En effet, tu peux signaler les erreurs directement à Mike en utilisant le formulaire _Contact Us_. Cependant, Mike ne peut apporter de modifications à ces dictionnaires, car il n'en possède pas les droits : il signale les erreurs aux auteurs du dictionnaire mais c'est à ceux-ci de rectifier les entrées correspondantes.



> If you have a  suggested change for one of those dictionaries, please write to us through the  Contact Us form, and your suggestion will be sent to the publisher.
> 
> http://www.wordreference.com/english/suggestions.aspx?w=stacker&dict=enes


Il est de nombreuses erreurs qui ont été signalées à plusieurs reprises, mais elles n'ont pas été corrigées. 

Bises,


J.


----------



## Nanon

Salut J. et merci .

But then - and sorry if I sound too insistent on this matter - I suppose it helps if forum threads provide the right answer...
I don't want to be obnoxious and much less to create problems with licensed contents, but we want to deliver reliable information, don't we?


----------



## swift

Yes, we do.

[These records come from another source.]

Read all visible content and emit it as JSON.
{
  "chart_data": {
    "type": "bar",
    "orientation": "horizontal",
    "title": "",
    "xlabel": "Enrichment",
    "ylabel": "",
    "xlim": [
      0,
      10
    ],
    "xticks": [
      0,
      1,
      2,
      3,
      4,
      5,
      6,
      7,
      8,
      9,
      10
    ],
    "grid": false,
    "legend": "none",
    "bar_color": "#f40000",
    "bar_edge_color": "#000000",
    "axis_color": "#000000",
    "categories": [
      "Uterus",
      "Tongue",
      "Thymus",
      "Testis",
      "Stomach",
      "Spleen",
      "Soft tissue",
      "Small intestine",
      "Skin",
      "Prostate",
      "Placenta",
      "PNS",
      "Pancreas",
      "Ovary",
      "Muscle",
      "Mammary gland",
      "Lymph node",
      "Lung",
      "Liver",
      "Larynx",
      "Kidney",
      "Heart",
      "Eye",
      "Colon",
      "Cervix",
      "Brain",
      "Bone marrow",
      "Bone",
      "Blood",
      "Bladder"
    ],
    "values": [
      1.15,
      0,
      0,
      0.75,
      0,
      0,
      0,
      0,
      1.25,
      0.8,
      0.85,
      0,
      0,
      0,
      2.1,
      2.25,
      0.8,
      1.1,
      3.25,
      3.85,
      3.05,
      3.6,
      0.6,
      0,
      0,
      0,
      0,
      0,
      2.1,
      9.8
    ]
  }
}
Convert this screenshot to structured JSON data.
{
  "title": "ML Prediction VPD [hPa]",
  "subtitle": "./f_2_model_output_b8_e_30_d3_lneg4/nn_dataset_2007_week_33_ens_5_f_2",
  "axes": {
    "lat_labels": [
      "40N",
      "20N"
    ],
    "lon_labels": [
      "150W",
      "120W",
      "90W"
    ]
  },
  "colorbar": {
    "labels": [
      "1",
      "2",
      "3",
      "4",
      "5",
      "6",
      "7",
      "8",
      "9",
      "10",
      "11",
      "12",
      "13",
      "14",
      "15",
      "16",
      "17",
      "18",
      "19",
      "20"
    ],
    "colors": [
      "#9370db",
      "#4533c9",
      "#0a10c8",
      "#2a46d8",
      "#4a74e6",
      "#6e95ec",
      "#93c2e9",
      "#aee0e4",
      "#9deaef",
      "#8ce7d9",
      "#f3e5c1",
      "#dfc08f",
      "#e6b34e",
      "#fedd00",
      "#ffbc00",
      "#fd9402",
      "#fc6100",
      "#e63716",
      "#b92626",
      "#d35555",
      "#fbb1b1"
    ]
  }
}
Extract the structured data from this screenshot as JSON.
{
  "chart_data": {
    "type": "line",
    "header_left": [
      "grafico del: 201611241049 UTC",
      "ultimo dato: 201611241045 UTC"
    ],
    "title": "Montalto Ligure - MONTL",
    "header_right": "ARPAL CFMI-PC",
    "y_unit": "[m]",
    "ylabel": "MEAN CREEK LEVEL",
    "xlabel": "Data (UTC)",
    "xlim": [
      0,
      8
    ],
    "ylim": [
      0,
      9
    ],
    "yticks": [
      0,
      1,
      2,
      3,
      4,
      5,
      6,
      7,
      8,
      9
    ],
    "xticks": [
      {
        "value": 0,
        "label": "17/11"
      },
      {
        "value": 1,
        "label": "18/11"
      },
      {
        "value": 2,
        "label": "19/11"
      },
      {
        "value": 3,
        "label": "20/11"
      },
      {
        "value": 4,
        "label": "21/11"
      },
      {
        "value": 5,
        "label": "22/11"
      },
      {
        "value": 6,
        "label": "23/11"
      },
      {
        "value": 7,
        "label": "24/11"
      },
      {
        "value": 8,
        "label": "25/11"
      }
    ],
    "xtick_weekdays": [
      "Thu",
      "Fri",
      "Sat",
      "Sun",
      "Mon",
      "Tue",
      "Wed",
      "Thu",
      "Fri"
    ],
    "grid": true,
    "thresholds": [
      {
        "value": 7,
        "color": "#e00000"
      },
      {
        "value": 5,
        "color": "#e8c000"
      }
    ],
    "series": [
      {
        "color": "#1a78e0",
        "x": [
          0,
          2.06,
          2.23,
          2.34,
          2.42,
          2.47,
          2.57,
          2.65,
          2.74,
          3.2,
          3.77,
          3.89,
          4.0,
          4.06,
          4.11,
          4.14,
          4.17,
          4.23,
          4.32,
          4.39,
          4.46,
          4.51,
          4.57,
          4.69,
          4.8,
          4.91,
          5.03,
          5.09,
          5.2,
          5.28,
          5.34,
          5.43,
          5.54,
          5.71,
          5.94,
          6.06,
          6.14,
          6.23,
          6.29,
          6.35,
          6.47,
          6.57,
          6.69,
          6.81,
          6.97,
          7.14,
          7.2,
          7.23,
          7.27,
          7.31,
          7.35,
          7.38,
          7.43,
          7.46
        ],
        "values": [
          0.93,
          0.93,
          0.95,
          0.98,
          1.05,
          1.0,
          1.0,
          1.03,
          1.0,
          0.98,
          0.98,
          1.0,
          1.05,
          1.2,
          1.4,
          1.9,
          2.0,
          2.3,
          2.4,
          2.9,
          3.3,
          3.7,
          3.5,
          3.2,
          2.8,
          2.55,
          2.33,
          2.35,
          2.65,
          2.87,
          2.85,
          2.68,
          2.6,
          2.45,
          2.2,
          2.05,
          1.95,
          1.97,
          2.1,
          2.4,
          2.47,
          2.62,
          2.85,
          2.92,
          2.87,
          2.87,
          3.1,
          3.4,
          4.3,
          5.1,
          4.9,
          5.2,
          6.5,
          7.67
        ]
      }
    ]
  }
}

And, yes, it _might_ be helpful, given that WR forums are an extension of the dictionaries. In the best of the cases, those threads are closed; but some of them are deleted .


----------



## mkellogg

Hi,

We are not allowed to alter the text of the licensed dictionaries, even if they are wrong.

With Oxford's dictionaries, I pass all suggested changes on to the publisher.  I do know that they consider each suggestion, and often write back the person who suggested the change.  When I get new versions of their dictionaries, the corrections are included.

I haven't had so much luck with Espasa.  I still keep a record of all the comments, but there is no easy way for me to send them to them and for them to make the changes.  It is quite disappointing.

Having said this, I hope to find a better solution, especially for the Espasa dictionaries, in the next few months. Nanon, ask me again in September if you don't hear anything more from me about this.

Mike


----------



## swift

Good morning, Mike.

Thanks for your message.

I think I speak for both (Anne and myself) when I say that keeping a record of those mistakes in the forums may be a good idea. Unfortunately, whenever a forero points out one of those errors in the forums, his or her thread is closed and then deleted. Is there anything we can do in order to advise the users of the dictionaries? I mean, is there any other way to make those mistakes known so that any user of the dictionaries may find the good translations?

Best,


J.


----------



## Nanon

You do speak for both, José. Un millón . To Mike too .
Another problem is that if we discuss errors here in C&S, no link is created in the dictionary page. Only threads (open or closed) published in respective language forums create links (cf. aforementioned "milliard" entry - there is no link remitting to the related discussion in C&S).
Honestly, I don't want to sound obnoxious and I suspect that handling these license agreements must not be easy!...


----------



## Cintia&Martine

Coucou,

Avant nous supprimions ces fils en recommandant au foriste d'utiliser le _Suggestions_ mais comme nous n'avions pas de résultats maintenant pour pallier le problème, dans le EF, nous indiquons :¡ERROR en el diccionario! + le mot.
Ce n'est qu'un pis aller .
Voir

Un beso


----------



## Nanon

Coucou Martine,

Triste constat mais c'est toujours ça de gagné... Bises .


----------